Whilst Nastiya and Pam have been away for the last few months, the team has been meeting together online in order to keep the various projects moving along. Pam’s work in China has come to a head with some real progress made in the realms of power converters and Nastiya has likewise been aiding her own countrymen by finding new ways to cultivate hardier potatoes, so that they can find a way of pushing through Winter without the usual famines.
In the news this week, super-charged tomatoes have been harvested in far-flung Hong Kong, truffles are successfully bred in Wales and Uganda takes an important step towards GM foods.
The Super-Tomato has been found and it’s from Hong Kong
Plant scientists at the University of Hong Kong have successfully bred what can only be described as a super-tomato. A research group working within the School of Biological Sciences has found a new method of simultaneously boosting the levels of several health-promoting properties of an otherwise tomato. By manipulating certain isoprenoid pathways within the transgenic tomatoes, these canny scientists discovered that inserting a certain strand of DNA (originally found in Indian Mustard – a plant used to make vegetable oil) led to a drastic increase in Vitamin E (494%) and provitamin A (169%).
Professor Chye Mee-len, leader of the team, said: ‘The accumulation of the healthy components in food crops would provide added-value to fruits and vegetables in the human diet, as well as enrich feed for livestock and aquaculture.’
Rare truffle species cultivated in chilly Wales
The demand for truffle has been growing exponentially over the last few years, with the current worth of the ingredient estimated at being around £1,700 per kilogram. The plant usually grows in warm climates and is notoriously tricky to cultivate even when in its natural habitat – that hasn’t stopped Dr Paul Thomas of the University of Stirling spending nearly 10 years to cultivate a Perigord black truffle in Wales, the furthest North that this species has been discovered.

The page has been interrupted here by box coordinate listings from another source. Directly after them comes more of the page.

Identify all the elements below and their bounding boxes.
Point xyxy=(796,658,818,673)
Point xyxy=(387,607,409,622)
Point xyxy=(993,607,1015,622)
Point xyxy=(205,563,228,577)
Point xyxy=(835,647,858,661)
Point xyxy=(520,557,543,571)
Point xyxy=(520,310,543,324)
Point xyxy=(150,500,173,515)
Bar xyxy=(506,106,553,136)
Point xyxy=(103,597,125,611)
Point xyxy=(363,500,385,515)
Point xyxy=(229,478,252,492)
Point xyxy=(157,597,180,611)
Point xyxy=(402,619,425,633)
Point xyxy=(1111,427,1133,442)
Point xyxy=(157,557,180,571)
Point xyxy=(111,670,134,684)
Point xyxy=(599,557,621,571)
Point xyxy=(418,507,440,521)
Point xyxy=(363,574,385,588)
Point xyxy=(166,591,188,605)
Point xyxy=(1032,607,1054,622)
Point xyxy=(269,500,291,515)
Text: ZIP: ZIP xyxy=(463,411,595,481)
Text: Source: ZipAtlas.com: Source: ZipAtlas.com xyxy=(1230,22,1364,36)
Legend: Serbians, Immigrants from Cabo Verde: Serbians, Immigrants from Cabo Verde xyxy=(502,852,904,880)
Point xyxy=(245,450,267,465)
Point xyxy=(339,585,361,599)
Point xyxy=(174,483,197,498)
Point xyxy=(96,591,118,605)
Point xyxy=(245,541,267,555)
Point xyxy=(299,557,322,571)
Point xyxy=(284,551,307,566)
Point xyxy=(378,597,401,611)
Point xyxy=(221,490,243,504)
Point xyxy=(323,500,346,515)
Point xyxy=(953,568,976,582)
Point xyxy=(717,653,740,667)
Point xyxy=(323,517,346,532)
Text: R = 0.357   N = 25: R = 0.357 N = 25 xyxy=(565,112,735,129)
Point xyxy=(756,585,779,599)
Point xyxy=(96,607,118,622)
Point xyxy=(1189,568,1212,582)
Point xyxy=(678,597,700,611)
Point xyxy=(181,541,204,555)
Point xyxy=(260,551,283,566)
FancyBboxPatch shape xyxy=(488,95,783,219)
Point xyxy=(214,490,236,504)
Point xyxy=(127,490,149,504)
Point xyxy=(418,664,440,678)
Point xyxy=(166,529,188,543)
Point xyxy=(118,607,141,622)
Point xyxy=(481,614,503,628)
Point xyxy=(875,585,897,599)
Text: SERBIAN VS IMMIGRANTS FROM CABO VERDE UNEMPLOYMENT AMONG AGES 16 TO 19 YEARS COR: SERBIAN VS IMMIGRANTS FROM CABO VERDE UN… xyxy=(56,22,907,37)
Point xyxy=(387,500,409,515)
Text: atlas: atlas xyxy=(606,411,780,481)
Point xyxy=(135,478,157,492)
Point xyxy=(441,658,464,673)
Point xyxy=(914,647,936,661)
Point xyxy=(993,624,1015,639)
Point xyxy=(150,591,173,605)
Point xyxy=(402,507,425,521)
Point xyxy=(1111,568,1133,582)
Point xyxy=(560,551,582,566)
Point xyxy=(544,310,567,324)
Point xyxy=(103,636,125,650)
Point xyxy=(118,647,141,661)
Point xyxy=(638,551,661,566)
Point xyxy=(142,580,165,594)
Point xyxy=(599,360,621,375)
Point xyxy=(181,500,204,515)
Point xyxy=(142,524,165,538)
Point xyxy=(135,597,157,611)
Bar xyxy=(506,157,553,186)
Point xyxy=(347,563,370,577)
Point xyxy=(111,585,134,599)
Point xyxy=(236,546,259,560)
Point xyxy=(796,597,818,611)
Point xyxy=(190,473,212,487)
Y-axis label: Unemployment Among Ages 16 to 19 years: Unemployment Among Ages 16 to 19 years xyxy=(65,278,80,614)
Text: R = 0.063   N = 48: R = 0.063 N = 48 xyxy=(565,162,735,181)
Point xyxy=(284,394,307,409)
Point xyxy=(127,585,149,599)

The truffle was harvested from the root system of a Mediterranean oak planted in 2008 that was treated to encourage truffle production. By reducing the level of acidity in the surrounding soil, these scientists were able to mimic the growing conditions of the truffle’s natural Mediterranean clime.
Uganda takes important step towards ending food drought
Uganda has been taking the first tentative steps towards growing and developing their own GM crops that could see the food problems in the country being eradicated for good. This week, bills have been passed in the Ugandan government allowing companies to undertake large-scale tests which should pave the way for the commercial release of genetically modified foods.
Progress in this field has been blocked in recent years by critics who have suggested that the country’s food security could be compromised if foreign companies are allowed to experiment on home soil, however these fears have been counteracted by Science minister Elioda Tumwesigye who has stated that a seed bank can be opened to protect the nation’s indigenous species.